Luba fixa son amie d’un air attristé. Elle qui croyait que la soirée de Sabrina avait été fabuleuse… Elle lui saisit la main par-dessus la table de chêne et la pressa affectueusement :

⸺ Je suis désolée, ma grande !

⸺ Tu n’y es pour rien… Et puis, c’est peut-être mieux comme ça ! Frédéric est revenu à la charge : je t’avais raconté que le mois dernier, il m’avait fait une déclaration enflammée.

⸺ Oui, je m’souviens. D’ailleurs, tu l’avais repoussé en lui envoyant Jeanne.

⸺ Il ne l’a même pas regardée. Et pourtant, Jeanne, c’est une très jolie et très gentille fille.

⸺ Peut-être un peu trop timide pour Frédéric ?

⸺ Hum… peut-être ! En tout cas, quand il a vu que Bernard ne m’accordait qu’une ou deux danses, il est venu me relancer. Bon, d’accord, il est joli garçon, beau parleur, charmeur comme pas deux, il danse divinement bien, me fait rire… Mais il n’est qu’apprenti boulanger ! S’il croit que je lui céderai maintenant, il se trompe !

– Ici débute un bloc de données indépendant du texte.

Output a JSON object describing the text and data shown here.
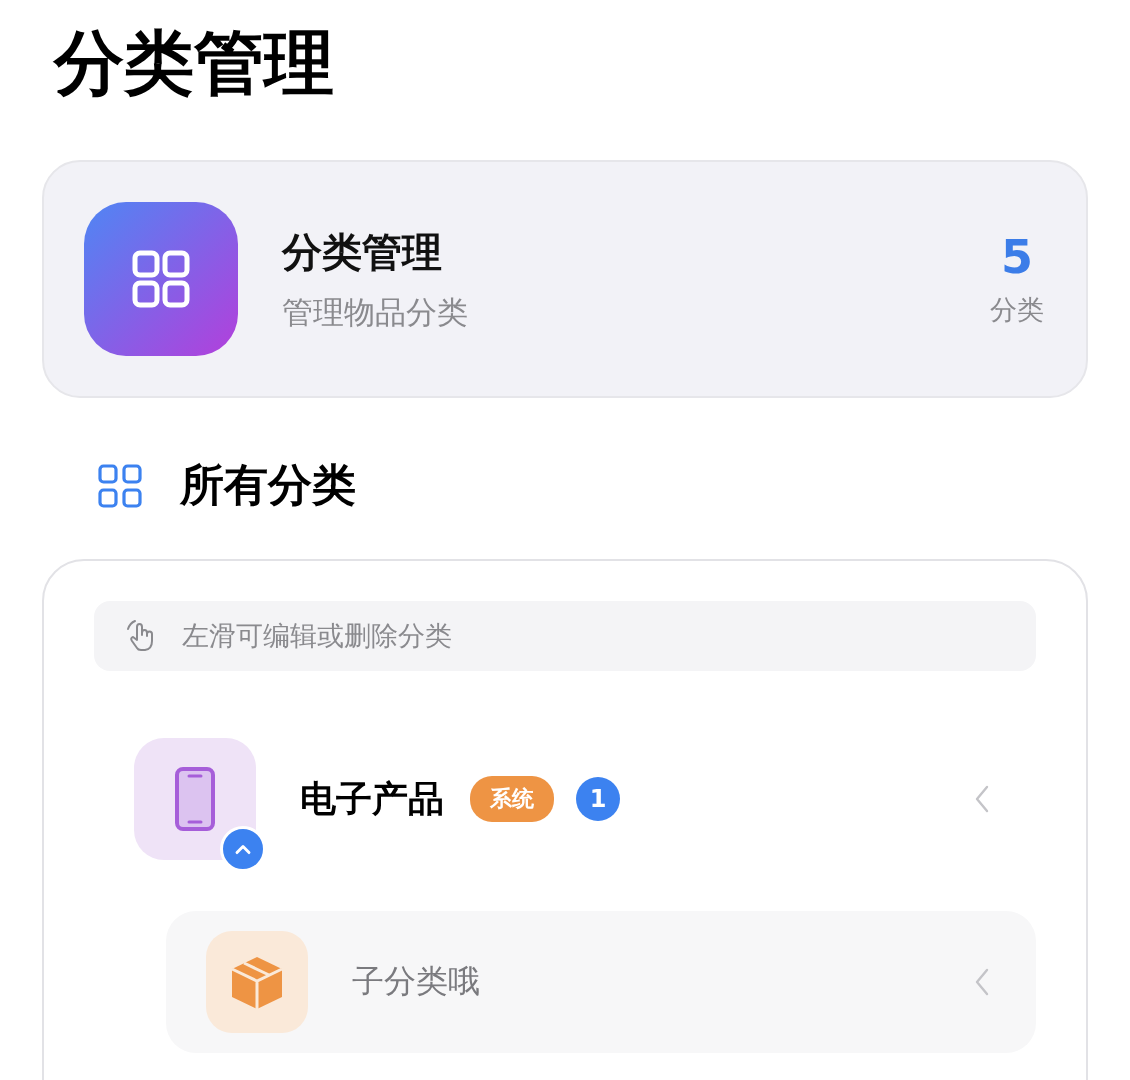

Luba sourit. Finalement, l’analyse de son cavalier d’hier était quand même en partie juste : Sabrina était une réaliste avant tout. Un instant, Luba se prit à l’envier, car hormis pour la ferme, elle ne décidait jamais rien en fonction de l’argent qu’elle pourrait obtenir. Et surtout pas en matière de sentiments !

— Tu crois vraiment que c’est si important qu’il soit boulanger ?

⸺ Tu veux que je te dise ? Oui. Évidemment, je sais que ce n’est pas romantique du tout pour une jeune fille, mais tu vois, si c’est pour tirer le diable par la queue en permanence, je ne pourrais pas lui être fidèle, tout séduisant qu’il est ! Aaah, pourquoi je ne tombe jamais sur des garçons avocats, notaires, pharmaciens ?

⸺ Peut-être parce que tu ne serais pas heureuse avec eux ! Peut-être que le jour où tu seras vraiment amoureuse, l’aspect matériel ne comptera plus pour toi ?

Sabrina se mit à rire.

⸺ Comme tu y vas ! On dirait que tu en connais un rayon sur la question… Tu n’aurais pas passé cinq ans recluse que je te croirais amoureuse !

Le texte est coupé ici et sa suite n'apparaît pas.